Le patron qui ne voulait plus être chef, de Alexandre Gérard

Avec 300 salariés, 21 millions de CA, Alexandre Gérard a percé sans l’aide de personne à 36 ans ! En 2009, son groupe connaît une réelle crise et l’homme se trouve dans l’obligation de licencier.

C’est à ce moment qu’il se demande comment redresser la barre. Et comment surtout motiver des troupes désormais tétanisées. Le remède, il le trouvera dans le changement du management. Une révolution. Il est parti du principe en effet que «le salarie épanoui est plus performant qu’un salarié fliqué et infantilisé». Dès lors, il laissera de côté les procédures et les interdits au profit de la confiance faite dans ses équipes.

Une confiance qui commencera par le partage de l’information avec ses équipiers. La prise de décision sous forme collégiale fait partie de sa révolution ! Plus, la créativité sera sollicitée de tous. Bref, il éradiquera tous  les signes de pouvoir. Et pour le prouver, il ira faire le tour du monde à un moment où le dossier des rémunérations sera traité en interne. D’emblée, il devient l’un des principaux acteurs de l’entreprise libérée.

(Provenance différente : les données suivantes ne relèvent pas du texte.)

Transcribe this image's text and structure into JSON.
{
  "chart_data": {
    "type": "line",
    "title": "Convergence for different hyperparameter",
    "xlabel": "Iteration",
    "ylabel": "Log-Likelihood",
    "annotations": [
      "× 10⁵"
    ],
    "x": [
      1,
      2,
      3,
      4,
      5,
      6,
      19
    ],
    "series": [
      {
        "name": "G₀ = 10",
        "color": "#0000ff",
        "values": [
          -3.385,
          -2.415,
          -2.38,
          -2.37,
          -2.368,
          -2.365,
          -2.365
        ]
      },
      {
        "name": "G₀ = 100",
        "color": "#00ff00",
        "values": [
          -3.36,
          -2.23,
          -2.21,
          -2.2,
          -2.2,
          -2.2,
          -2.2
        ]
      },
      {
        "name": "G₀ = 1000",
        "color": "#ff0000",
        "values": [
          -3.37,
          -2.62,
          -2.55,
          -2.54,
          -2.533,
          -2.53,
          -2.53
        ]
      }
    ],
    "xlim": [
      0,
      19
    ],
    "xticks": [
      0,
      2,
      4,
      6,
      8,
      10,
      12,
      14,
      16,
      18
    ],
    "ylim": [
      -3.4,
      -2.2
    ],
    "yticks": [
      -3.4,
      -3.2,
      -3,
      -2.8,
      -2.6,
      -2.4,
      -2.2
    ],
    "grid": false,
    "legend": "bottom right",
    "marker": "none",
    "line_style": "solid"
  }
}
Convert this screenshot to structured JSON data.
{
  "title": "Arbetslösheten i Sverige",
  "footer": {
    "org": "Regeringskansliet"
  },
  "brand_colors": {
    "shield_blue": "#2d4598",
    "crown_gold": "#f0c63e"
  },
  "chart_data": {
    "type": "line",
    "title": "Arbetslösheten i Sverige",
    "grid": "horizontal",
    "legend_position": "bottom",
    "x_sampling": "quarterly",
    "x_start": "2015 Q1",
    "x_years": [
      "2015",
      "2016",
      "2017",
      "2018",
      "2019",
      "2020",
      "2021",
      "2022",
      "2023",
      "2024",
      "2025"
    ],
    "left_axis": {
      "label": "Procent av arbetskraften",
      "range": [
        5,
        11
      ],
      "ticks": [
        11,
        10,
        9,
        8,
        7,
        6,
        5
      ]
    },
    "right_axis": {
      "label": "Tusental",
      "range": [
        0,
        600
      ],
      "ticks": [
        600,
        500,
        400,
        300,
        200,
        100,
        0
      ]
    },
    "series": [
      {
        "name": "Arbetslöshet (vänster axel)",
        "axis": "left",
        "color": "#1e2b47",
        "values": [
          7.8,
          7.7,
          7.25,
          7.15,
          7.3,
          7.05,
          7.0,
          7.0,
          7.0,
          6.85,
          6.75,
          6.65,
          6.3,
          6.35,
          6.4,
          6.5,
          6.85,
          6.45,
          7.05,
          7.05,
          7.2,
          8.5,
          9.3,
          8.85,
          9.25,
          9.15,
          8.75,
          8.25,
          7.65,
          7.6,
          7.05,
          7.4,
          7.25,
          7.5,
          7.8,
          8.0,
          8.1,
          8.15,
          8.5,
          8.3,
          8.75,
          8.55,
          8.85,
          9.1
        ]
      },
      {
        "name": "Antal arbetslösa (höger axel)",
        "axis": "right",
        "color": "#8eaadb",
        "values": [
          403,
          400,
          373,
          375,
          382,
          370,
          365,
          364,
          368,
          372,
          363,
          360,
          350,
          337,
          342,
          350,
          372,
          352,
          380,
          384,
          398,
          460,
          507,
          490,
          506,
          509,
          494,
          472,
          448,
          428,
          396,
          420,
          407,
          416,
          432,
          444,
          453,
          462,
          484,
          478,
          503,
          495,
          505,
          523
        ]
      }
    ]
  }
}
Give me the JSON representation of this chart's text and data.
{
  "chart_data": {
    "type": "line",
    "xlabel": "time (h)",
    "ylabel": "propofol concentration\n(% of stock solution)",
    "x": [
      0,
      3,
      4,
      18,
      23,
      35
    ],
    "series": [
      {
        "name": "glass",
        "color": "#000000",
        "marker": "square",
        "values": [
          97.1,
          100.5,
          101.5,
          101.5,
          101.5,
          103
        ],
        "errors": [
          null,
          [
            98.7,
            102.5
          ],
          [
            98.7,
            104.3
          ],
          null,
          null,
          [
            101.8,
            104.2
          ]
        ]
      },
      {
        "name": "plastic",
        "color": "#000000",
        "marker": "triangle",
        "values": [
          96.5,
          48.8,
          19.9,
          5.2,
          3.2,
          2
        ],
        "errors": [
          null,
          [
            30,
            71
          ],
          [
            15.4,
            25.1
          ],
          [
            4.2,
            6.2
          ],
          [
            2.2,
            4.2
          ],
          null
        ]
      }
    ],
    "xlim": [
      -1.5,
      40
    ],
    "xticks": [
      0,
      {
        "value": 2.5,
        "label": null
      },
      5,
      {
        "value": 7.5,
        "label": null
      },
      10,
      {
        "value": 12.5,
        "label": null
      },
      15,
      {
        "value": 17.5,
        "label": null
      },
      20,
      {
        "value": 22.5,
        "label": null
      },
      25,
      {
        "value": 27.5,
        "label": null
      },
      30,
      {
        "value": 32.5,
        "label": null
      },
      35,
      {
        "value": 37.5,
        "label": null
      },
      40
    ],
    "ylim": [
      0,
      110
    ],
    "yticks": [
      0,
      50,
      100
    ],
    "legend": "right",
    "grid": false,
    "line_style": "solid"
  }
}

Les résultats sur la société sont satisfaisants. Edifiant. Plus, courageux !  Le témoignage de ce manager à travers cet ouvrage inspira de nombreux managers. C’est en tous les cas la motivation d’Alexandre Sébastien Gérard, président de Chrono Flex et du Groupe Inov’On. Membre de la seconde génération d’entreprises libérées, il coach les dirigeants qui s’engagent dans le processus. Pour lui, dans moins de cinq ans, le monde de l’entreprise devra nécessairement basculer vers des organisations de confiance.